The information about such convictions and the subsequent disqualification orders should not take more than seven days each, said the panel headed by Nasim Zaidi.
In instructions to the Lok Sabha and Rajya Sabha secretariats as well as those of state legislatures, the commission noted that "in some cases, there has been a delay in the issuance of such notification by the secretariat of the House".
The disqualification will be immediate, to be followed by a six-year bar on contesting elections, the apex court had said. The order covers offences where the sentence is two years or more.
In its latest order, the poll panel has stressed on immediate disqualification upon conviction "without any discrimination". It has asked the chief secretaries of states to ensure the House secretariats are immediately informed about such convictions.

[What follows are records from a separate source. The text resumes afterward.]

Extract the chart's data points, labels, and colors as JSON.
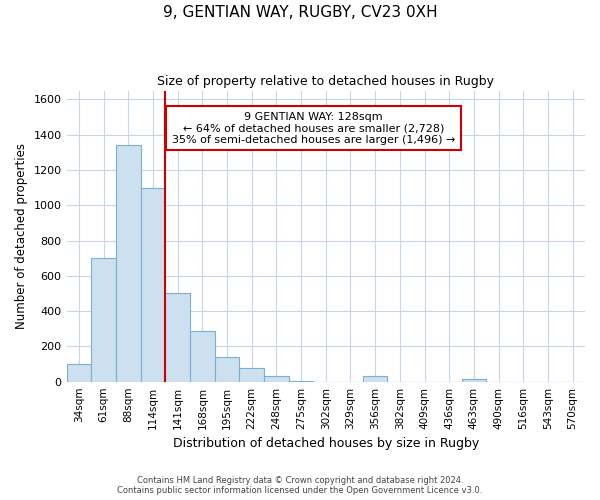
{
  "title": "9, GENTIAN WAY, RUGBY, CV23 0XH",
  "subtitle": "Size of property relative to detached houses in Rugby",
  "xlabel": "Distribution of detached houses by size in Rugby",
  "ylabel": "Number of detached properties",
  "bar_labels": [
    "34sqm",
    "61sqm",
    "88sqm",
    "114sqm",
    "141sqm",
    "168sqm",
    "195sqm",
    "222sqm",
    "248sqm",
    "275sqm",
    "302sqm",
    "329sqm",
    "356sqm",
    "382sqm",
    "409sqm",
    "436sqm",
    "463sqm",
    "490sqm",
    "516sqm",
    "543sqm",
    "570sqm"
  ],
  "bar_values": [
    100,
    700,
    1340,
    1100,
    500,
    285,
    140,
    75,
    30,
    5,
    0,
    0,
    35,
    0,
    0,
    0,
    15,
    0,
    0,
    0,
    0
  ],
  "bar_color": "#cce0f0",
  "bar_edge_color": "#7ab0d0",
  "ylim": [
    0,
    1650
  ],
  "yticks": [
    0,
    200,
    400,
    600,
    800,
    1000,
    1200,
    1400,
    1600
  ],
  "property_line_color": "#cc0000",
  "annotation_title": "9 GENTIAN WAY: 128sqm",
  "annotation_line1": "← 64% of detached houses are smaller (2,728)",
  "annotation_line2": "35% of semi-detached houses are larger (1,496) →",
  "annotation_box_color": "#ffffff",
  "annotation_box_edge": "#cc0000",
  "footer_line1": "Contains HM Land Registry data © Crown copyright and database right 2024.",
  "footer_line2": "Contains public sector information licensed under the Open Government Licence v3.0.",
  "bg_color": "#ffffff",
  "grid_color": "#c8d4e8"
}
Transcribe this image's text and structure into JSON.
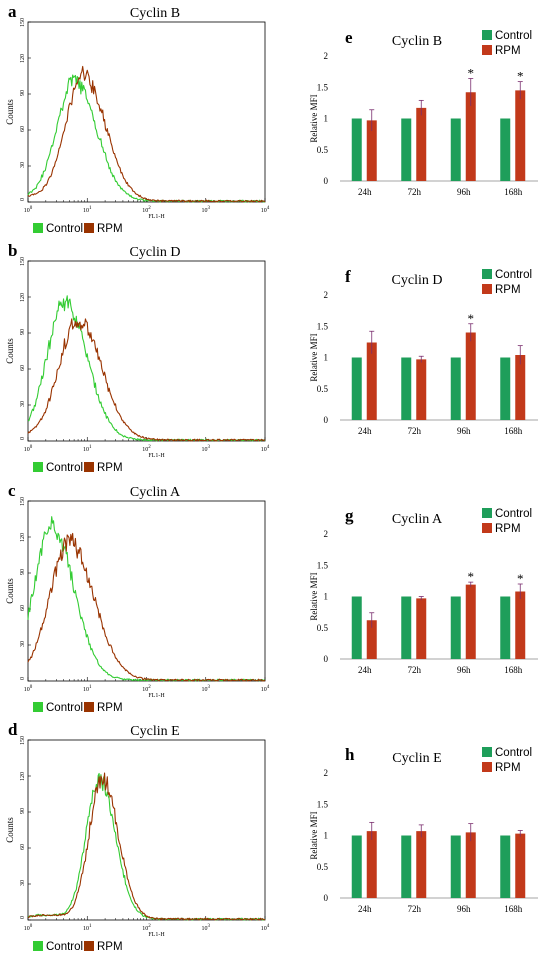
{
  "colors": {
    "control_hist": "#33cc33",
    "rpm_hist": "#993300",
    "control_bar": "#1e9e5a",
    "rpm_bar": "#c2391a",
    "errorbar": "#7a2e6e"
  },
  "chart_data": [
    {
      "type": "line",
      "panel": "a",
      "title": "Cyclin B",
      "xlabel": "FL1-H",
      "ylabel": "Counts",
      "x_scale": "log",
      "xlim": [
        1,
        10000
      ],
      "x_ticks": [
        {
          "m": "10",
          "e": "0"
        },
        {
          "m": "10",
          "e": "1"
        },
        {
          "m": "10",
          "e": "2"
        },
        {
          "m": "10",
          "e": "3"
        },
        {
          "m": "10",
          "e": "4"
        }
      ],
      "ylim": [
        0,
        150
      ],
      "y_ticks": [
        "0",
        "30",
        "60",
        "90",
        "120",
        "150"
      ],
      "series": [
        {
          "name": "Control",
          "mode": 0.78,
          "sigma": 0.3,
          "peak": 100
        },
        {
          "name": "RPM",
          "mode": 0.93,
          "sigma": 0.3,
          "peak": 105
        }
      ],
      "legend": [
        "Control",
        "RPM"
      ]
    },
    {
      "type": "line",
      "panel": "b",
      "title": "Cyclin D",
      "xlabel": "FL1-H",
      "ylabel": "Counts",
      "x_scale": "log",
      "xlim": [
        1,
        10000
      ],
      "x_ticks": [
        {
          "m": "10",
          "e": "0"
        },
        {
          "m": "10",
          "e": "1"
        },
        {
          "m": "10",
          "e": "2"
        },
        {
          "m": "10",
          "e": "3"
        },
        {
          "m": "10",
          "e": "4"
        }
      ],
      "ylim": [
        0,
        150
      ],
      "y_ticks": [
        "0",
        "30",
        "60",
        "90",
        "120",
        "150"
      ],
      "series": [
        {
          "name": "Control",
          "mode": 0.62,
          "sigma": 0.3,
          "peak": 115
        },
        {
          "name": "RPM",
          "mode": 0.84,
          "sigma": 0.32,
          "peak": 100
        }
      ],
      "legend": [
        "Control",
        "RPM"
      ]
    },
    {
      "type": "line",
      "panel": "c",
      "title": "Cyclin A",
      "xlabel": "FL1-H",
      "ylabel": "Counts",
      "x_scale": "log",
      "xlim": [
        1,
        10000
      ],
      "x_ticks": [
        {
          "m": "10",
          "e": "0"
        },
        {
          "m": "10",
          "e": "1"
        },
        {
          "m": "10",
          "e": "2"
        },
        {
          "m": "10",
          "e": "3"
        },
        {
          "m": "10",
          "e": "4"
        }
      ],
      "ylim": [
        0,
        150
      ],
      "y_ticks": [
        "0",
        "30",
        "60",
        "90",
        "120",
        "150"
      ],
      "series": [
        {
          "name": "Control",
          "mode": 0.4,
          "sigma": 0.3,
          "peak": 127
        },
        {
          "name": "RPM",
          "mode": 0.7,
          "sigma": 0.33,
          "peak": 115
        }
      ],
      "legend": [
        "Control",
        "RPM"
      ]
    },
    {
      "type": "line",
      "panel": "d",
      "title": "Cyclin E",
      "xlabel": "FL1-H",
      "ylabel": "Counts",
      "x_scale": "log",
      "xlim": [
        1,
        10000
      ],
      "x_ticks": [
        {
          "m": "10",
          "e": "0"
        },
        {
          "m": "10",
          "e": "1"
        },
        {
          "m": "10",
          "e": "2"
        },
        {
          "m": "10",
          "e": "3"
        },
        {
          "m": "10",
          "e": "4"
        }
      ],
      "ylim": [
        0,
        150
      ],
      "y_ticks": [
        "0",
        "30",
        "60",
        "90",
        "120",
        "150"
      ],
      "series": [
        {
          "name": "Control",
          "mode": 1.2,
          "sigma": 0.22,
          "peak": 115
        },
        {
          "name": "RPM",
          "mode": 1.25,
          "sigma": 0.22,
          "peak": 117
        }
      ],
      "legend": [
        "Control",
        "RPM"
      ]
    },
    {
      "type": "bar",
      "panel": "e",
      "title": "Cyclin B",
      "ylabel": "Relative MFI",
      "categories": [
        "24h",
        "72h",
        "96h",
        "168h"
      ],
      "ylim": [
        0,
        2
      ],
      "y_ticks": [
        "0",
        "0.5",
        "1",
        "1.5",
        "2"
      ],
      "series": [
        {
          "name": "Control",
          "values": [
            1,
            1,
            1,
            1
          ]
        },
        {
          "name": "RPM",
          "values": [
            0.97,
            1.17,
            1.42,
            1.45
          ],
          "errors": [
            0.17,
            0.12,
            0.22,
            0.14
          ]
        }
      ],
      "significant": [
        false,
        false,
        true,
        true
      ],
      "annotations": [
        "*",
        "*"
      ]
    },
    {
      "type": "bar",
      "panel": "f",
      "title": "Cyclin D",
      "ylabel": "Relative MFI",
      "categories": [
        "24h",
        "72h",
        "96h",
        "168h"
      ],
      "ylim": [
        0,
        2
      ],
      "y_ticks": [
        "0",
        "0.5",
        "1",
        "1.5",
        "2"
      ],
      "series": [
        {
          "name": "Control",
          "values": [
            1,
            1,
            1,
            1
          ]
        },
        {
          "name": "RPM",
          "values": [
            1.24,
            0.97,
            1.4,
            1.04
          ],
          "errors": [
            0.18,
            0.05,
            0.14,
            0.15
          ]
        }
      ],
      "significant": [
        false,
        false,
        true,
        false
      ],
      "annotations": [
        "*"
      ]
    },
    {
      "type": "bar",
      "panel": "g",
      "title": "Cyclin A",
      "ylabel": "Relative MFI",
      "categories": [
        "24h",
        "72h",
        "96h",
        "168h"
      ],
      "ylim": [
        0,
        2
      ],
      "y_ticks": [
        "0",
        "0.5",
        "1",
        "1.5",
        "2"
      ],
      "series": [
        {
          "name": "Control",
          "values": [
            1,
            1,
            1,
            1
          ]
        },
        {
          "name": "RPM",
          "values": [
            0.62,
            0.97,
            1.19,
            1.08
          ],
          "errors": [
            0.12,
            0.03,
            0.04,
            0.12
          ]
        }
      ],
      "significant": [
        false,
        false,
        true,
        true
      ],
      "annotations": [
        "*",
        "*"
      ]
    },
    {
      "type": "bar",
      "panel": "h",
      "title": "Cyclin E",
      "ylabel": "Relative MFI",
      "categories": [
        "24h",
        "72h",
        "96h",
        "168h"
      ],
      "ylim": [
        0,
        2
      ],
      "y_ticks": [
        "0",
        "0.5",
        "1",
        "1.5",
        "2"
      ],
      "series": [
        {
          "name": "Control",
          "values": [
            1,
            1,
            1,
            1
          ]
        },
        {
          "name": "RPM",
          "values": [
            1.07,
            1.07,
            1.05,
            1.03
          ],
          "errors": [
            0.14,
            0.1,
            0.14,
            0.05
          ]
        }
      ],
      "significant": [
        false,
        false,
        false,
        false
      ],
      "annotations": []
    }
  ]
}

In Bengal, a Trinamul legislator, Mohammad Sohrab Ali, has been continuing as an MLA since his conviction in a rail theft case on September 8. Asked today if he had been informed about Ali, Speaker Biman Banerjee said: "No one in the government has officially informed me about Sohrab Ali's conviction, so I have taken no action."
The MLA from Raniganj, where a court sentenced him to two years in the two-decade-old rail scrap theft case, has been out on bail. He has appealed the verdict. He had campaigned for his party in the recent civic elections.

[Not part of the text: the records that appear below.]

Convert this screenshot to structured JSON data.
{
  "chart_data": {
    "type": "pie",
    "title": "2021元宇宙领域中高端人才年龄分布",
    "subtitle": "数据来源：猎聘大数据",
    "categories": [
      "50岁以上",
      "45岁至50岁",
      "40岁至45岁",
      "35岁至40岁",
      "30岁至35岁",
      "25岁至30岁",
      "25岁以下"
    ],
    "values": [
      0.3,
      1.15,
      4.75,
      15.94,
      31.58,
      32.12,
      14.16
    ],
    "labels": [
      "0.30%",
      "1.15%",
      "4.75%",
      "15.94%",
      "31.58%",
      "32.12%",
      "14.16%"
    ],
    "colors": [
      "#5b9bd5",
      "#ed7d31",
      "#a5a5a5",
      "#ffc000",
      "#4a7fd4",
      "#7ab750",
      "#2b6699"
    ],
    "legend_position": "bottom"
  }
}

The Congress's Rashid Masood was the first lawmaker to be disqualified under the revised law, stripped of his Rajya Sabha membership after being held guilty in a corruption case in October 2013. Days later, Lalu Prasad and Janata Dal United leader Jagdish Sharma got the stick following their conviction in a fodder scam case.
Last year, Tamil Nadu chief minister Jayalalithaa was stripped of her office and status as MLA after conviction in an assets case. The high court later overturned the order.